For weeks, experts have been trying to determine whether a mysterious mummy found by a German boy in his grandmother's attic is authentic. The answer appears to be: yes and no. It has a real human skull, but a plastic skeleton, the news agency DPA reported Wednesday.
The mummy was sent out for analysis not long after the 10-year-old boy found it in the Lower Saxony town of Diepholz in August. While some experts dismissed it as a fake immediately, one insisted that the remains could be some 2,000 years old.
The mummy, which was housed in a padded sarcophagus painted with Egyptian symbols, underwent radiological analysis in Diepholz, which seemed to reveal that it contained a human skull and what was thought to be a skeleton, oddly wrapped in metal foil.

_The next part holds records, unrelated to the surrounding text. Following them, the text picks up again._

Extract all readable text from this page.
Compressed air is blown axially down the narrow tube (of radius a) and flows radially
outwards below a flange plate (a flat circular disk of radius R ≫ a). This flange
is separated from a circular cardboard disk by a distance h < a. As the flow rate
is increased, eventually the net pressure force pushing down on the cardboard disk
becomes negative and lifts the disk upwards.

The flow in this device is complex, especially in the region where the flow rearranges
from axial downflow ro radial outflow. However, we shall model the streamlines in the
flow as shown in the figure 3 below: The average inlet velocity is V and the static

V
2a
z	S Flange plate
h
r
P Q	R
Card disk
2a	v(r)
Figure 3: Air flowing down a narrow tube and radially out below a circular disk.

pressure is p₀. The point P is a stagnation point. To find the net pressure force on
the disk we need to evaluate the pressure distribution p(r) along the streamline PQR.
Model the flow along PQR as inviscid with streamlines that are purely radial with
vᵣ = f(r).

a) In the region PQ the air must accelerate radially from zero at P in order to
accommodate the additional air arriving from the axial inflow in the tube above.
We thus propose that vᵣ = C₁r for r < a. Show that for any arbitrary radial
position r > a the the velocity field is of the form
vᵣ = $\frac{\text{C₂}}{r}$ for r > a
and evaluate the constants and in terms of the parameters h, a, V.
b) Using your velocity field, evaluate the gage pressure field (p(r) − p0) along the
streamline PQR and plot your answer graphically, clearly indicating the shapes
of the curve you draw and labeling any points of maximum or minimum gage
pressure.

It was then examined by the district of Verden's public prosecutor's office. This closer look has revealed that while it has an authentic skull, the skeleton is actually made of plastic. "The mummy was unwrapped and it was clear relatively quickly that its contents are not ancient," Lutz Gaebel, spokesman for the prosecutor's office, told DPA Wednesday.
Toy Arrowhead
It is also unlikely that the skull, while real, came from ancient Egypt. "It appears to be a medically prepared specimen for educational use," Gaebel said.
An arrowhead through one of the eye sockets that was revealed during the initial radiological analysis turned out to be a plastic child's toy. The skull will undergo further examination, but otherwise the case is closed, according to the public prosecutor's office.
The confusion over the mummy's authenticity appears to have come from the fact that the plastic skeleton was sprayed with an unidentified substance, making it difficult to determine what it was made of. The public prosecutor's office itself had initially said that it believed the mummy could be some 2,000 years old.
It remains uncertain just how the odd discovery came to be housed in the Diepholz attic. Dentist Lutz-Wolfgang Kettler, whose son found the mummy, has speculated that his grandfather may have brought it home from his travels in northern African in the 1950s.
According to speculation by the regional daily Kreiszeitung, the mummy could have been a fake made to swindle tourists looking for antiquities in northern Africa, or perhaps as a joke of some sort.